システム設計で最上流工程に位置するビジネスコンサルタントも注目職種だ。システムの導入だけでなく、企業の経営戦略や事業展開の提案を行い、業務の内容やフロー、組織構造などに改革を促す仕事だ。企業トップと二人三脚で仕事を進めるため、技術と事業経営の両方の資質が問われる。

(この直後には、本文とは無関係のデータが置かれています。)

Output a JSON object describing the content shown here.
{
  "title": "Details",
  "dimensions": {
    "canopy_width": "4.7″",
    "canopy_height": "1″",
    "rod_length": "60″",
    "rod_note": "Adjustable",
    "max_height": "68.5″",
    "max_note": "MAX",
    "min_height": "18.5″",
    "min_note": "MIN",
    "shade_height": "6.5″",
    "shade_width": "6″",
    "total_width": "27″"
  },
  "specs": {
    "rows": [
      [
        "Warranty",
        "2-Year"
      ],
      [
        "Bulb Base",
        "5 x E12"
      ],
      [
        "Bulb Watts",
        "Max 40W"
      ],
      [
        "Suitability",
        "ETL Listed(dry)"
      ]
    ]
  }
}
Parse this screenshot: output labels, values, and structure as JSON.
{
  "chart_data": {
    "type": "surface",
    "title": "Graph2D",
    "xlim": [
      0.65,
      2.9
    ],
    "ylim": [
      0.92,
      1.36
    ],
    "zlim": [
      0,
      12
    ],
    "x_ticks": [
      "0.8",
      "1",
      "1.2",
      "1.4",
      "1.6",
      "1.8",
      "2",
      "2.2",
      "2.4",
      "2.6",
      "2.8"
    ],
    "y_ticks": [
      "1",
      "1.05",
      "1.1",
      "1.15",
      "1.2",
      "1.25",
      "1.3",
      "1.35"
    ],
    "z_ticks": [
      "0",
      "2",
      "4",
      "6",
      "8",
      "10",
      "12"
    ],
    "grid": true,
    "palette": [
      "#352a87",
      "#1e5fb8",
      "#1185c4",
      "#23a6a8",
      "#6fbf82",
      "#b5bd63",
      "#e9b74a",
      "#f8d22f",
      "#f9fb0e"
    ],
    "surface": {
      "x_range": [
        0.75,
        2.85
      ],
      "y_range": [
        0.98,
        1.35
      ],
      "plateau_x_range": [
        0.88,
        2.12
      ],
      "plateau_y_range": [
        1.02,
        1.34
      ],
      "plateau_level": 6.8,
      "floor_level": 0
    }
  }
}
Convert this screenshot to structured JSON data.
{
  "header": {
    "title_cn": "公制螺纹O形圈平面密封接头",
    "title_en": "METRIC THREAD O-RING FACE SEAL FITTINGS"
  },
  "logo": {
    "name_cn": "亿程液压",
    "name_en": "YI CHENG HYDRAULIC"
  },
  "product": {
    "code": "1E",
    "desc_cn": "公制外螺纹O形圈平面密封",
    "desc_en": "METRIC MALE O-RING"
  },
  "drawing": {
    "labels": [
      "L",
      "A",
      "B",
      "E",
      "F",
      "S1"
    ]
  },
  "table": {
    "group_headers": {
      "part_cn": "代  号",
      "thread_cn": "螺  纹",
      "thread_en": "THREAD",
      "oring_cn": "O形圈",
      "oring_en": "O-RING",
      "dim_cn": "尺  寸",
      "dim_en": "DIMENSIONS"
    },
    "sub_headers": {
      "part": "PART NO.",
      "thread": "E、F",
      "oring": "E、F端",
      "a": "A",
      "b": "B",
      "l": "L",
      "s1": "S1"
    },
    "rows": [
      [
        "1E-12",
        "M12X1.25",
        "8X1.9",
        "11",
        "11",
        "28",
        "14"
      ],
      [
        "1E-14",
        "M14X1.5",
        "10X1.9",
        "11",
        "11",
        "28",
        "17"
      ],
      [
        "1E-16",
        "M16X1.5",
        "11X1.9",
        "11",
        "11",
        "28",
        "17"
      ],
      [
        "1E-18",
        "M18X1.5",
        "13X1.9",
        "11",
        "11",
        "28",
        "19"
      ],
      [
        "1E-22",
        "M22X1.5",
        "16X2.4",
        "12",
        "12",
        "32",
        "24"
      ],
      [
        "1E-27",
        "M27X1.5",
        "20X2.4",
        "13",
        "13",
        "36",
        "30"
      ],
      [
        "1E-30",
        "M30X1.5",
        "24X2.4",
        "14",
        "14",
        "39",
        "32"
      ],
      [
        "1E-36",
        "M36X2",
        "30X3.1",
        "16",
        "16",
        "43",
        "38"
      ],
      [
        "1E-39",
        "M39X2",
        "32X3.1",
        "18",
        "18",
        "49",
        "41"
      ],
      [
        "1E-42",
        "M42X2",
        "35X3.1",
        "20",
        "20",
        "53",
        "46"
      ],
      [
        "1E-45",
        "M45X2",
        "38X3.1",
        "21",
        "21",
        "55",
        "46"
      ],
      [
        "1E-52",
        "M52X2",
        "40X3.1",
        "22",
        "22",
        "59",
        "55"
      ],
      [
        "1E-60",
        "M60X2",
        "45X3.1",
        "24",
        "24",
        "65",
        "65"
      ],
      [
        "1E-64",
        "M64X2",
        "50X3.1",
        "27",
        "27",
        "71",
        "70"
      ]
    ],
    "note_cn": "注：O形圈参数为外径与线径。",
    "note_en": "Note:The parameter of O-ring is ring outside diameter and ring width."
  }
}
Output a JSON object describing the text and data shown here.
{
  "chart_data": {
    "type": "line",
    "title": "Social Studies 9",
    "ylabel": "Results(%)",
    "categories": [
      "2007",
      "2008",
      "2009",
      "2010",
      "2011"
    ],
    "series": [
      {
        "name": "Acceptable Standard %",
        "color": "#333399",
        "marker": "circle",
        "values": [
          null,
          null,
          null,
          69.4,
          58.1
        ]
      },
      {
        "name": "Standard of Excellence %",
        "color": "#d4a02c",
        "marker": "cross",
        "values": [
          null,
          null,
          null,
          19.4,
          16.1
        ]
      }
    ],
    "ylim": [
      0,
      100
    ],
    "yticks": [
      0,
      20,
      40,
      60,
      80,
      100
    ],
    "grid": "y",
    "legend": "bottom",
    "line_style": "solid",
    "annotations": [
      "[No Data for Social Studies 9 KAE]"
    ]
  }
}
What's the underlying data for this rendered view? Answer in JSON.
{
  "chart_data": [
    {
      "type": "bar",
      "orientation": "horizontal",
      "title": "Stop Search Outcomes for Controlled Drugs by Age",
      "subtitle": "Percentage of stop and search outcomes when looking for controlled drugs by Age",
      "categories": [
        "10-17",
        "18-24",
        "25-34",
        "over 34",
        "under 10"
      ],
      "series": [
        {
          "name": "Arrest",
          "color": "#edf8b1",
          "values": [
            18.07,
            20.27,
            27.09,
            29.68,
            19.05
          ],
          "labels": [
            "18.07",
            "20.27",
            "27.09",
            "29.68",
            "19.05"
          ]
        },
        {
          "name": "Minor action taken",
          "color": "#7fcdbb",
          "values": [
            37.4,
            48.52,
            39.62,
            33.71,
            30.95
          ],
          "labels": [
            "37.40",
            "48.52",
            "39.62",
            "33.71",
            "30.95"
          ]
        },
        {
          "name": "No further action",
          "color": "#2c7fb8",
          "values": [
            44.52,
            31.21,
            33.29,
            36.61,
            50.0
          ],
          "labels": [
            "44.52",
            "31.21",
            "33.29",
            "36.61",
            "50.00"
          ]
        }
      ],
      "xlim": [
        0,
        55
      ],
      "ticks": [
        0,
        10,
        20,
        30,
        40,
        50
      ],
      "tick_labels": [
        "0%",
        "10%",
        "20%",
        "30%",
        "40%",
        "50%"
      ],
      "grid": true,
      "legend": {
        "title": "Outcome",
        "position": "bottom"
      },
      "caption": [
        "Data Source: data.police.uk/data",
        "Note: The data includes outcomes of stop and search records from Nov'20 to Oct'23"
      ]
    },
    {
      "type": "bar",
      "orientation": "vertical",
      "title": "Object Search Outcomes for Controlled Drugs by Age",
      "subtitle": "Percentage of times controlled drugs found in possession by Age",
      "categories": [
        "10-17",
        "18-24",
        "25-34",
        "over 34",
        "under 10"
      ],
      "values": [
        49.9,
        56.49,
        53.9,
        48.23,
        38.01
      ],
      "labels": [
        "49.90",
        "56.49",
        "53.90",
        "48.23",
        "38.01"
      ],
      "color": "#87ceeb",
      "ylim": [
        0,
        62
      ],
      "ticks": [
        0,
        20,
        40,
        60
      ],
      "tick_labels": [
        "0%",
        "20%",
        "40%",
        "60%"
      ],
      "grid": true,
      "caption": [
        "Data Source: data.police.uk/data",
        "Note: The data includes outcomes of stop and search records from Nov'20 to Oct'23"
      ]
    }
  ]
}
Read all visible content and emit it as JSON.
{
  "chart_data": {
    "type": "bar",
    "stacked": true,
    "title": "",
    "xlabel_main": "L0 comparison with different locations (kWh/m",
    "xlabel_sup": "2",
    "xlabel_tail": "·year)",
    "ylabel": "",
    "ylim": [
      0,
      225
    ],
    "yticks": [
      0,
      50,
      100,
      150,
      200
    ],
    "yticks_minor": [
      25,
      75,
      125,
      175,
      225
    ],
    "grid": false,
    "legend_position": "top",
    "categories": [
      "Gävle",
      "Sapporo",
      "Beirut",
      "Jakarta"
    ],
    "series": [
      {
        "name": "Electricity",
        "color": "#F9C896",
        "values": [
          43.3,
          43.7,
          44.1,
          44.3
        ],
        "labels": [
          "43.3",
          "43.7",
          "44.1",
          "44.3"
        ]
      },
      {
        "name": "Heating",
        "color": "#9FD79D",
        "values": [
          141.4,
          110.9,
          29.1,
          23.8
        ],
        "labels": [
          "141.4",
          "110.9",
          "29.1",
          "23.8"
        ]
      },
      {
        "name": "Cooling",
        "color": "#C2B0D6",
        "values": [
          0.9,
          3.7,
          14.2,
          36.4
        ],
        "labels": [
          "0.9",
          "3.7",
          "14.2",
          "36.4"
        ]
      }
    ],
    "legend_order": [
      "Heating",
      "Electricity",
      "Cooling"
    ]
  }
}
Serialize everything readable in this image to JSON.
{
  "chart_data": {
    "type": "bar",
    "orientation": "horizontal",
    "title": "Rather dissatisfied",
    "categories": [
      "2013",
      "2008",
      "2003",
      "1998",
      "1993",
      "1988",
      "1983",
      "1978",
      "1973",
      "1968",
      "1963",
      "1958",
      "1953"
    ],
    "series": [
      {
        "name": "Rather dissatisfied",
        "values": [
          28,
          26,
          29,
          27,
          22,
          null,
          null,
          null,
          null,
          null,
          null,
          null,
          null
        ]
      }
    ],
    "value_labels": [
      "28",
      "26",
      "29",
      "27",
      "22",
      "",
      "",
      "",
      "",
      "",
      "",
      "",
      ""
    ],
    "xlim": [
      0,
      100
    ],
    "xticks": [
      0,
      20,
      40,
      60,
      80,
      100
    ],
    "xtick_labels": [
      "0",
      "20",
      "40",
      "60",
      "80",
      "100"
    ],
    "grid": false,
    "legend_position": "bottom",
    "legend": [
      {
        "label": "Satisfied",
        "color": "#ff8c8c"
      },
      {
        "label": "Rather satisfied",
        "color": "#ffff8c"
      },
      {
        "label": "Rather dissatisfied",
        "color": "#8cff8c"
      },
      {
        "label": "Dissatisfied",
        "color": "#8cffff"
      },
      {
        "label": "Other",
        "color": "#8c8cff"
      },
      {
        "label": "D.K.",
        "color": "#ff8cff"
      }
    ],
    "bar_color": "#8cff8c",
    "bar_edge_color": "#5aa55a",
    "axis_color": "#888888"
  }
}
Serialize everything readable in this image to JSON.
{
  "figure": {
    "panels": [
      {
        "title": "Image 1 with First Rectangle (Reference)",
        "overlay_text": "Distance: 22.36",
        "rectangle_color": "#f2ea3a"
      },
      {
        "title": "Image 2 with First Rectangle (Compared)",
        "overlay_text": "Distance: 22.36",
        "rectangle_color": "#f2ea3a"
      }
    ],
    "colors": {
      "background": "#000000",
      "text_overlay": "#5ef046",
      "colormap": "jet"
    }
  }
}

ネットワークエンジニアやセキュリティエンジニア、メンテナンスSEなどの活躍の場も広がっている。ネットワークエンジニアは、その設計、構築、最適機器の選定が主な仕事である。セキュリティエンジニアは外部からの不正アクセス防止や、社内情報の流出を防ぐなどの重要な役割を持つ。
比較的地味なメンテナンス
SEのニーズも増す一方だ。ブロードバンド化により大容量のデータ通信が一般化した現在、システム障害は企業の生命線を左右する一大事となる。トラフィック数など通信量を把握してサーバーを管理し、あるいはネットワーク全体の運用を監視し、トラブルが起これば原因を突き止めて迅速に対処するメンテナンスSEは、システムの維持・管理になくてはならない存在である。

こうした現場の
エンジニアをマネジメントし、戦略の策定から計画の遂行までを担当するのがプロジェクトマネジャーだ。技術力もそうだが、プロジェクトを成功させるための管理能力やチームをまとめる
コミュニケーション力が大きく求められる。
●システムエンジニア
SE。システム化の提案から運用、管理、サポートまで、さまざまなプロセスでシステム構築を広範囲に担う。プロジェクトマネジャーやコンサルタント、技術特化型エンジニアなどへのキャリアパスがある。
●プロジェクトマネジャー
システム開発プロジェクトの計画、推進、管理などを行う責任者。技術的な知識や経験と共に、リーダ-シップや論理的思考力、コミュニケーション能力などが問われる。
●システムアナリスト
経営戦略に基づいて情報関連の戦略を立案、システム化計画の策定や開発支援、評価などを行う技術者。SEでは最高の資格であり、実務経験が問われる。
●情報セキュリティ監査人
企業内の情報セキュリティ対策の状況をチェック、必要に応じた改善策を提言する。物事の本質を見極めようとする姿勢やコミュニケーション能力が問われる。